Professors at universities throughout the Arab world are organizing protests and petition drives to show their opposition to the U.S. invasion of Iraq. Some academics in the region fear that this may cause a long-term estrangement between intellectuals in the Middle East and America.
Scholars warn that one of the unintended consequences of the war may be a long-lasting backlash against the United States by a generation of talented Arab students whose academic goal would normally be to pursue higher education in America. Many worry that American politics will cause students to be suspicious of Western instruction.
University of Nebraska associate history professor Moshe Gershovich said that the people who live in the Middle East and are familiar with its society feel very “ambivalent” about what’s happening in Iraq, especially in the region’s universities. He believes that there is a broader basis to their concerns.
“I don’t think the problem is so much that the Arab people do not want to come to the West,” Gershovich said. “My impression is that many students in Arab countries want to come to America to study, but the problem is after Sept. 11, 2001, there is quite an open policy of profiling these kind of students coming from the Arab world, and in many cases, rejecting them and giving them special treatment — not in a positive sense.”
Gershovich added that Arabs feel that there is insufficient sensitivity from the West to that aspect. He agrees that many people in the Middle East are very suspicious of, if not expressing outright hostility to, American intentions in the region.

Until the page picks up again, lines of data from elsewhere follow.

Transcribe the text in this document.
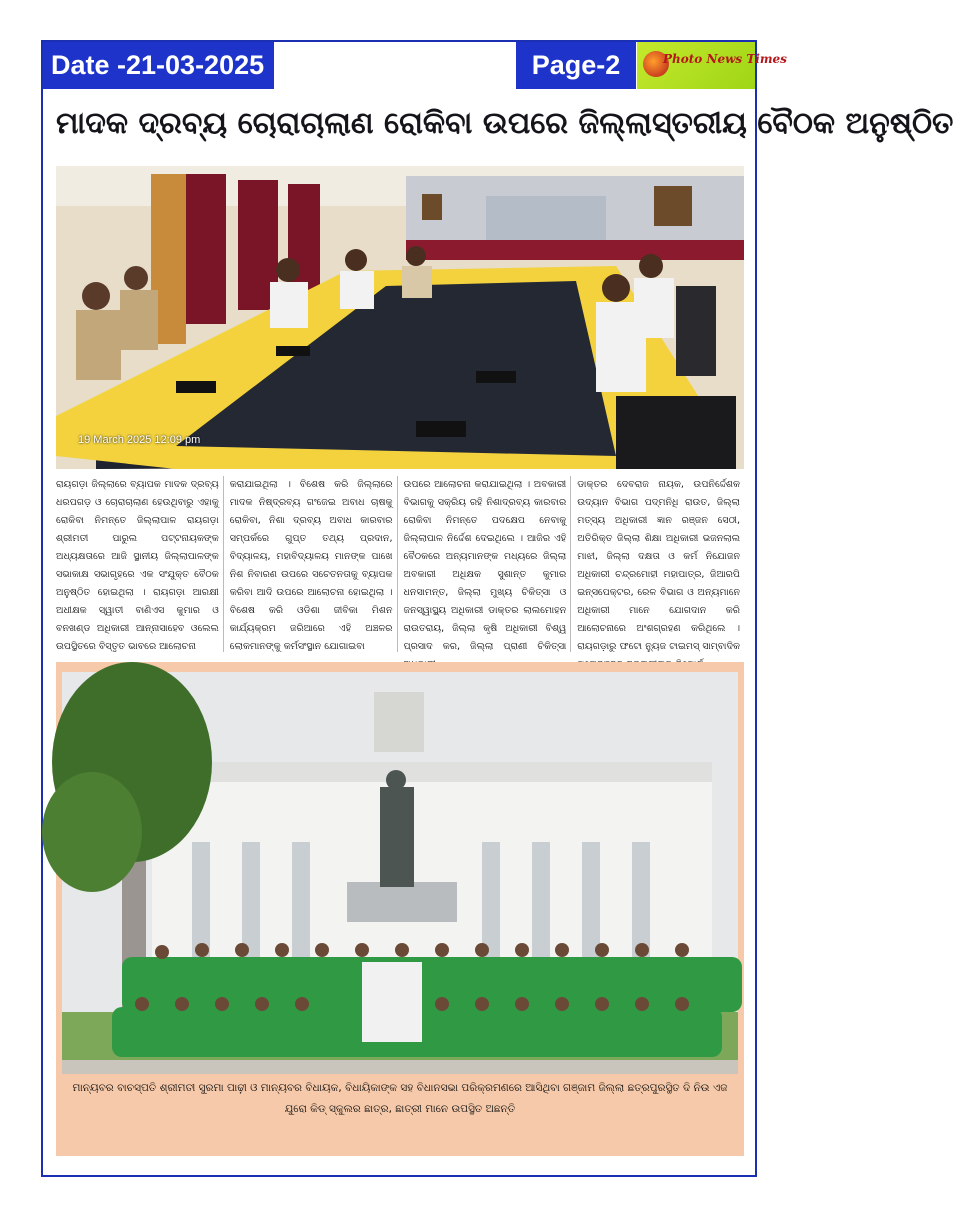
Date -21-03-2025	Page-2	Photo News Times
ମାଦକ ଦ୍ରବ୍ୟ ଚୋରାଚାଲାଣ ରୋକିବା ଉପରେ ଜିଲ୍ଲାସ୍ତରୀୟ ବୈଠକ ଅନୁଷ୍ଠିତ
19 March 2025 12:09 pm
ରାୟଗଡ଼ା ଜିଲ୍ଲାରେ ବ୍ୟାପକ ମାଦକ ଦ୍ରବ୍ୟ ଧରପଗଡ଼ ଓ ଚୋରାଚାଲାଣ ହେଉଥିବାରୁ ଏହାକୁ ରୋକିବା ନିମନ୍ତେ ଜିଲ୍ଲାପାଳ ରାୟଗଡ଼ା ଶ୍ରୀମତୀ ପାରୁଲ ପଟ୍ଟନାୟକଙ୍କ ଅଧ୍ୟକ୍ଷତାରେ ଆଜି ସ୍ଥାନୀୟ ଜିଲ୍ଲାପାଳଙ୍କ ସଭାକାକ୍ଷ ସଭାଗୃହରେ ଏକ ସଂଯୁକ୍ତ ବୈଠକ ଅନୁଷ୍ଠିତ ହୋଇଥିଲା । ରାୟଗଡ଼ା ଆରକ୍ଷୀ ଅଧୀକ୍ଷକ ସ୍ୱାତୀ ବାଣିଏସ କୁମାର ଓ ବନଖଣ୍ଡ ଅଧିକାରୀ ଆନ୍ନାସାହେବ ଓଲେଲ ଉପସ୍ଥିତରେ ବିସ୍ତୃତ ଭାବରେ ଆଲୋଚନା
କରାଯାଇଥିଲା । ବିଶେଷ କରି ଜିଲ୍ଲାରେ ମାଦକ ନିଷ୍ଦ୍ରବ୍ୟ ଗଂଜେଇ ଅବାଧ ଚାଷକୁ ରୋକିବା, ନିଶା ଦ୍ରବ୍ୟ ଅବାଧ କାରବାର ସମ୍ପର୍କରେ ଗୁପ୍ତ ତଥ୍ୟ ପ୍ରଦାନ, ବିଦ୍ୟାଳୟ, ମହାବିଦ୍ୟାଳୟ ମାନଙ୍କ ପାଖେ ନିଶ ନିବାରଣ ଉପରେ ସଚେତନତାକୁ ବ୍ୟାପକ କରିବା ଆଦି ଉପରେ ଆଲୋଚନା ହୋଇଥିଲା । ବିଶେଷ କରି ଓଡିଶା ଜୀବିକା ମିଶନ କାର୍ଯ୍ୟକ୍ରମ ଜରିଆରେ ଏହି ଅଞ୍ଚଳର ଲୋକମାନଙ୍କୁ କର୍ମସଂସ୍ଥାନ ଯୋଗାଇବା
ଉପରେ ଆଲୋଚନା କରାଯାଇଥିଲା । ଅବକାରୀ ବିଭାଗକୁ ସକ୍ରିୟ ରହି ନିଶାଦ୍ରବ୍ୟ କାରବାର ରୋକିବା ନିମନ୍ତେ ପଦକ୍ଷେପ ନେବାକୁ ଜିଲ୍ଲାପାଳ ନିର୍ଦ୍ଦେଶ ଦେଇଥିଲେ । ଆଜିର ଏହି ବୈଠକରେ ଅନ୍ୟମାନଙ୍କ ମଧ୍ୟରେ ଜିଲ୍ଲା ଅବକାରୀ ଅଧିକ୍ଷକ ସୁଶାନ୍ତ କୁମାର ଧନସାମନ୍ତ, ଜିଲ୍ଲା ମୁଖ୍ୟ ଚିକିତ୍ସା ଓ ଜନସ୍ୱାସ୍ଥ୍ୟ ଅଧିକାରୀ ଡାକ୍ତର ଲାଲମୋହନ ରାଉତରାୟ, ଜିଲ୍ଲା କୃଷି ଅଧିକାରୀ ବିଶ୍ୱ ପ୍ରସାଦ କର, ଜିଲ୍ଲା ପ୍ରାଣୀ ଚିକିତ୍ସା
ଡାକ୍ତର ଦେବରାଜ ନାୟକ, ଉପନିର୍ଦ୍ଦେଶକ ଉଦ୍ୟାନ ବିଭାଗ ପଦ୍ମନିଧି ରାଉତ, ଜିଲ୍ଲା ମତ୍ସ୍ୟ ଅଧିକାରୀ ଜ୍ଞାନ ରଞ୍ଜନ ସେଠୀ, ଅତିରିକ୍ତ ଜିଲ୍ଲା ଶିକ୍ଷା ଅଧିକାରୀ ଭଜନଲାଲ ମାଝୀ, ଜିଲ୍ଲା ଦକ୍ଷତା ଓ କର୍ମ ନିଯୋଜନ ଅଧିକାରୀ ଚନ୍ଦ୍ରମୋହୀ ମହାପାତ୍ର, ଜିଆରପି ଇନ୍‌ସପେକ୍ଟର, ରେଳ ବିଭାଗ ଓ ଅନ୍ୟମାନେ ଅଧିକାରୀ ମାନେ ଯୋଗଦାନ କରି ଆଲୋଚନାରେ ଅଂଶଗ୍ରହଣ କରିଥିଲେ । ରାୟଗଡ଼ାରୁ ଫଟୋ ନ୍ୟୁଜ ଟାଇମସ୍ ସାମ୍ବାଦିକ
ମାନ୍ୟବର ବାଚସ୍ପତି ଶ୍ରୀମତୀ ସୁରମା ପାଢ଼ୀ ଓ ମାନ୍ୟବର ବିଧାୟକ, ବିଧାୟିକାଙ୍କ ସହ ବିଧାନସଭା ପରିକ୍ରମଣରେ ଆସିଥିବା ଗଞ୍ଜାମ ଜିଲ୍ଲା ଛତ୍ରପୁରସ୍ଥିତ ଦି ନିଉ ଏଜ ଯୁରୋ କିଡ୍ ସ୍କୁଲର ଛାତ୍ର, ଛାତ୍ରୀ ମାନେ ଉପସ୍ଥିତ ଅଛନ୍ତି
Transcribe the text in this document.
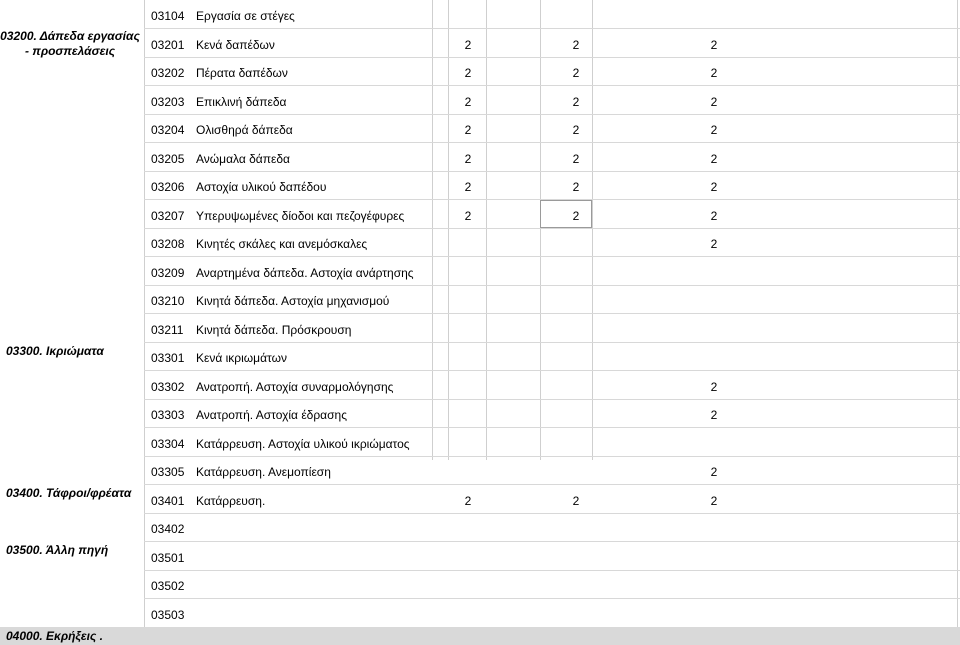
03200. Δάπεδα εργασίας - προσπελάσεις
03300. Ικριώματα
03400. Τάφροι/φρέατα
03500. Άλλη πηγή
03104 Εργασία σε στέγες
03201 Κενά δαπέδων	2	2	2
03202 Πέρατα δαπέδων	2	2	2
03203 Επικλινή δάπεδα	2	2	2
03204 Ολισθηρά δάπεδα	2	2	2
03205 Ανώμαλα δάπεδα	2	2	2
03206 Αστοχία υλικού δαπέδου	2	2	2
03207 Υπερυψωμένες δίοδοι και πεζογέφυρες	2	2	2
03208 Κινητές σκάλες και ανεμόσκαλες	2
03209 Αναρτημένα δάπεδα. Αστοχία ανάρτησης
03210 Κινητά δάπεδα. Αστοχία μηχανισμού
03211 Κινητά δάπεδα. Πρόσκρουση
03301 Κενά ικριωμάτων
03302 Ανατροπή. Αστοχία συναρμολόγησης	2
03303 Ανατροπή. Αστοχία έδρασης	2
03304 Κατάρρευση. Αστοχία υλικού ικριώματος
03305 Κατάρρευση. Ανεμοπίεση	2
03401 Κατάρρευση.	2	2	2
03402
03501
03502
03503
04000. Εκρήξεις .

University of Wisconsin sociology professor Joseph Elder has a different outlook on the relationship between Arab and American academe. He said Muslim academics view American intellectuals as “significant friends” and wish that there were more of them to educate people about Muslim and Arab culture.
“I think from the point of view of much of the Muslim world, they have been extraordinarily grateful to American faculty members here for being often their best presenters,” Elder said.
Elder added that the solutions to working together in order to make an impact are to institute more education and more protests.
“It is very important to see how large and how widespread and continuous these protests have been,” Elder said. “And in terms of long-range settlements of relations in complex parts of the world, it is very important for people to recognize what world opinion is.”
Demonstrations in the region continue to gain support from students at various universities. In Amman, Jordan, government police recently locked more than 20,000 demonstrators into the main campus of the University of Jordan. In Khartoum, Sudan, at least one student and a professor were killed when police officers broke up a march headed for the American embassy. In Yemen, students and authorities clashed violently at Sanaa University in the wake of the invasion of Iraq.
“If there’s going to be a continuing notion that [the war] is imperialism, you will continue to see great hostility among intellectuals and refusal to cooperate,” Gershovich said.
Some administrators and faculty members remain cautious. They have said that they do not want to appear as though they are trying to speak on behalf of the university and thereby misrepresent the views of the institution.